Hinweis: Bericht aus einer einzigen Quelle; Bestätigung steht noch aus.

Die Internationale Seeschifffahrtsorganisation (IMO) hat in den vergangenen drei Monaten 24 versuchte und vollendete Fälle von Piraterie und bewaffneten Raubüberfällen auf Schiffe im Roten Meer und im Golf von Aden gemeldet. Dies stellt einen deutlichen Anstieg der Risiken für Seeleute dar. Zu diesen Vorfällen zählen drei separate Angriffe im April und Mai, bei denen 44 Seeleute an Bord von Schiffen festgehalten wurden und nun mit schwindenden Lebensmittel- und Wasservorräten sowie anhaltenden Gewaltdrohungen konfrontiert sind, so IMO-Generalsekretär Arsenio Dominguez.

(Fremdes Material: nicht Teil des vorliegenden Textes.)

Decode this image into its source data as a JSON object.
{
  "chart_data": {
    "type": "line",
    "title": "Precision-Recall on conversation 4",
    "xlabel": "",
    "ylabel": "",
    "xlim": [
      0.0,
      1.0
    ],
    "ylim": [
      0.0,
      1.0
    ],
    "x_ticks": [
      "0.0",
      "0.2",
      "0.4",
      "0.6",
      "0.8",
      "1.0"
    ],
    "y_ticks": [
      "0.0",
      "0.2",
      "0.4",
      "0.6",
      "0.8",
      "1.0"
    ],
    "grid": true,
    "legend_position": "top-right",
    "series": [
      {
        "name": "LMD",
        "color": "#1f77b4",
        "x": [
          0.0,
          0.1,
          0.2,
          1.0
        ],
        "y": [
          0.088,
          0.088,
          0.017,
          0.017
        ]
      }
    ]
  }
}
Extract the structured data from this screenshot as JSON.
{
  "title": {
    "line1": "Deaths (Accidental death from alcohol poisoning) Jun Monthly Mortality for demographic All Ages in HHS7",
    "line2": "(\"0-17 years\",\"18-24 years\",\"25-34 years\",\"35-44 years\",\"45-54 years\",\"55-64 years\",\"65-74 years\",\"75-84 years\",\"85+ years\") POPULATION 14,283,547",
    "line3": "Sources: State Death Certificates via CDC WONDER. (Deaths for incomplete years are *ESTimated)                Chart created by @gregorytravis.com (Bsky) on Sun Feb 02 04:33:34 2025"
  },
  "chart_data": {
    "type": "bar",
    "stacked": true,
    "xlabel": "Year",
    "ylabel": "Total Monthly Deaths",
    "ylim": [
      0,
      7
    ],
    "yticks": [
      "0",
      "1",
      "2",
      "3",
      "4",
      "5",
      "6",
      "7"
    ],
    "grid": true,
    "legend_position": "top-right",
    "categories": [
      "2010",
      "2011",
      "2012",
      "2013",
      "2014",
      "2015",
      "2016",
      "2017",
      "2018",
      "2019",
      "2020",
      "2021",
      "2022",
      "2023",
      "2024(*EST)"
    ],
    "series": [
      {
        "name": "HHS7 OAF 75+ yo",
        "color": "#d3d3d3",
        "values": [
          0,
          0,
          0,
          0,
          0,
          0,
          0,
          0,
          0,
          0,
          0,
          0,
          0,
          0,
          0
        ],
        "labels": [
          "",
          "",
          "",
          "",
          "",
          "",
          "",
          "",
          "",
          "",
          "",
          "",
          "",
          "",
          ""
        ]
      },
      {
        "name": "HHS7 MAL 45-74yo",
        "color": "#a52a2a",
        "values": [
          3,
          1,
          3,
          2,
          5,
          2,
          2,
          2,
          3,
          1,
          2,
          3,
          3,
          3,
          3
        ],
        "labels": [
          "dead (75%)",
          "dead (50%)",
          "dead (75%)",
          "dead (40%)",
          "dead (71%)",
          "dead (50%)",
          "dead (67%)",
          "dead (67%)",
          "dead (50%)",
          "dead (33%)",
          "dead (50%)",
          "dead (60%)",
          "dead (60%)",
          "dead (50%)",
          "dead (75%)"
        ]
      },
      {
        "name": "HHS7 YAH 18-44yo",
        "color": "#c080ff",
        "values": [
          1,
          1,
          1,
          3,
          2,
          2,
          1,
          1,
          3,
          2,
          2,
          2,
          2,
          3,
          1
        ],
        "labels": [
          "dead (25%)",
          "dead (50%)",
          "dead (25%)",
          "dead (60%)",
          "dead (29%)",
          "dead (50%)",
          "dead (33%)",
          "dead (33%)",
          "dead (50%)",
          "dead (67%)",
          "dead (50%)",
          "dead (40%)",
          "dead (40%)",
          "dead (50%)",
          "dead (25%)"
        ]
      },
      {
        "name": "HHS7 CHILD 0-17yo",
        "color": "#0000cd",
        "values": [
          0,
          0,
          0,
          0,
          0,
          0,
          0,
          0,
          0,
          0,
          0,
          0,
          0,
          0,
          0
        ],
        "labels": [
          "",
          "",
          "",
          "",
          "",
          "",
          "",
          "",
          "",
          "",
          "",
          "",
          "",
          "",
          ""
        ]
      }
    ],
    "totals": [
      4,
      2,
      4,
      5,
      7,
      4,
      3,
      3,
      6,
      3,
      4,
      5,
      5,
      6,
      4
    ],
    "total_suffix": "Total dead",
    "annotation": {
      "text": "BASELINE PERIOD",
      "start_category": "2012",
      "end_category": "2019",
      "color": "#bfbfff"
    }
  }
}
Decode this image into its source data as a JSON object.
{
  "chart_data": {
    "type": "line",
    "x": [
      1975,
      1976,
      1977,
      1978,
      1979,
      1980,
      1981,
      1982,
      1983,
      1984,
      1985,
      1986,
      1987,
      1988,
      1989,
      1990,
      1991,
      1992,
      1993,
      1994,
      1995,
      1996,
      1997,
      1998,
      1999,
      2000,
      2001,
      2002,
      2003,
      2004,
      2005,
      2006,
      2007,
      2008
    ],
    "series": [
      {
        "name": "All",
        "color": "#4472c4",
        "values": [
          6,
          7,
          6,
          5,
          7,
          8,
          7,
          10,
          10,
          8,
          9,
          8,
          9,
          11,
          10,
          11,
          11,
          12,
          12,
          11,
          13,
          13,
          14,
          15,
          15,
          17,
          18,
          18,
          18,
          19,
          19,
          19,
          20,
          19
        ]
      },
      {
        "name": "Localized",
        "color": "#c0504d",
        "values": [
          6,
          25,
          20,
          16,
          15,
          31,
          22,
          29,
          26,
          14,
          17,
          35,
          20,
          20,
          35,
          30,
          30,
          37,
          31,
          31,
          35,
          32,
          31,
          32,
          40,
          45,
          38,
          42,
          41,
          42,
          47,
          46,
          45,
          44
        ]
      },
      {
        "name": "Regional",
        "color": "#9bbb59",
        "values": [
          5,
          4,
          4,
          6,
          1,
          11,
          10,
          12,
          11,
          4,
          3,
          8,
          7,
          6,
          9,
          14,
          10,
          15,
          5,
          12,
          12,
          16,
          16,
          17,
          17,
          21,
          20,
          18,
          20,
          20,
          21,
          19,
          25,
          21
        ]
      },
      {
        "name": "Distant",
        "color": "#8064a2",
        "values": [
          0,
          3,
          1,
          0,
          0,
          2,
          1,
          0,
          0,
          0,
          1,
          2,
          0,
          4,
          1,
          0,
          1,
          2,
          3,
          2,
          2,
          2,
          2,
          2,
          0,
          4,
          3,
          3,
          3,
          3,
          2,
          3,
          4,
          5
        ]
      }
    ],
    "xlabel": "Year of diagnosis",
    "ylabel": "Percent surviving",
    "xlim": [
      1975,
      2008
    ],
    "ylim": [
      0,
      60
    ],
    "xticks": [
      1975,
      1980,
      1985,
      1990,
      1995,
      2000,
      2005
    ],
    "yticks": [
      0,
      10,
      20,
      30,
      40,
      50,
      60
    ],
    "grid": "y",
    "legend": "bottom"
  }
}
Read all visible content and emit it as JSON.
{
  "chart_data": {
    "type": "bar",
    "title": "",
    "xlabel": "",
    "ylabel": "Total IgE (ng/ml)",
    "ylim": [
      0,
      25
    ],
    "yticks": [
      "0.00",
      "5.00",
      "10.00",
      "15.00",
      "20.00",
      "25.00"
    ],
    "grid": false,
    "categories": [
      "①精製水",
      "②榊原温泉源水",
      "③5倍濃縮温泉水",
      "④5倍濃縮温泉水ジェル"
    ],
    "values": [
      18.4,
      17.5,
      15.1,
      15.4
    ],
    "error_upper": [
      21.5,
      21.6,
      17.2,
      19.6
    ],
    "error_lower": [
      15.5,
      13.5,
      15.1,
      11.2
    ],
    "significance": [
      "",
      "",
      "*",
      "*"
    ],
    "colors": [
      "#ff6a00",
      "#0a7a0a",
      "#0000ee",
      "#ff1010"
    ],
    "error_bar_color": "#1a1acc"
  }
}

Der Generalsekretär der IMO betonte, dass diese Ereignisse die anhaltende Bedrohung durch Piraterie auf See und die Notwendigkeit wachsamer und koordinierter Maßnahmen verdeutlichen. Die Zunahme der Angriffe geht mit dem Einsatz gefährlicherer Waffen und verstärkter Gewalt gegen Seeleute einher. Weltweit stieg die Zahl der Vorfälle um 17 % von 146 im Jahr 2024 auf 171 im Jahr 2025, was auf ein sich verschärfendes Problem hindeutet.

Seit 2009 haben sich 22 Küsten- und Inselstaaten im westlichen Indischen Ozean und im Golf von Aden im Rahmen des Verhaltenskodex von Dschibuti der IMO und dessen Dschidda-Änderung von 2017 zur Bekämpfung der Piraterie verpflichtet. Die IMO unterstützt zudem den regionalen Kapazitätsaufbau durch ihr Rotes-Meer-Projekt, um die Navigationssicherheit für Seeleute in Dschibuti, Äthiopien, Somalia, Sudan und Jemen zu verbessern.

Im Rahmen dieser Bemühungen evakuierte die IMO im vergangenen Monat 2.500 Seeleute aus der Straße von Hormus, bevor sie die Operation nach einem Angriff auf ein Containerschiff im Golf von Oman unterbrach. Die Organisation hatte die Evakuierung von insgesamt 11.000 Seeleuten angestrebt, die inmitten der anhaltenden Spannungen durch den US-israelischen Konflikt mit dem Iran und den darauffolgenden Gegenschlägen auf rund 600 Schiffen gestrandet waren. Bislang haben sich 115 Schiffe an der Evakuierung beteiligt. Die IMO bemüht sich um Zusicherungen der Konfliktparteien, diese Operationen sicher wiederaufzunehmen.

Herr Dominguez bekräftigte das Engagement der IMO, mit Flaggenstaaten, Küstenstaaten, regionalen Organisationen und Akteuren der Branche zusammenzuarbeiten, um die Freilassung der inhaftierten Seeleute zu erreichen und die Maßnahmen zum Schutz der Besatzungen angesichts der zunehmenden Bedrohungen zu verbessern.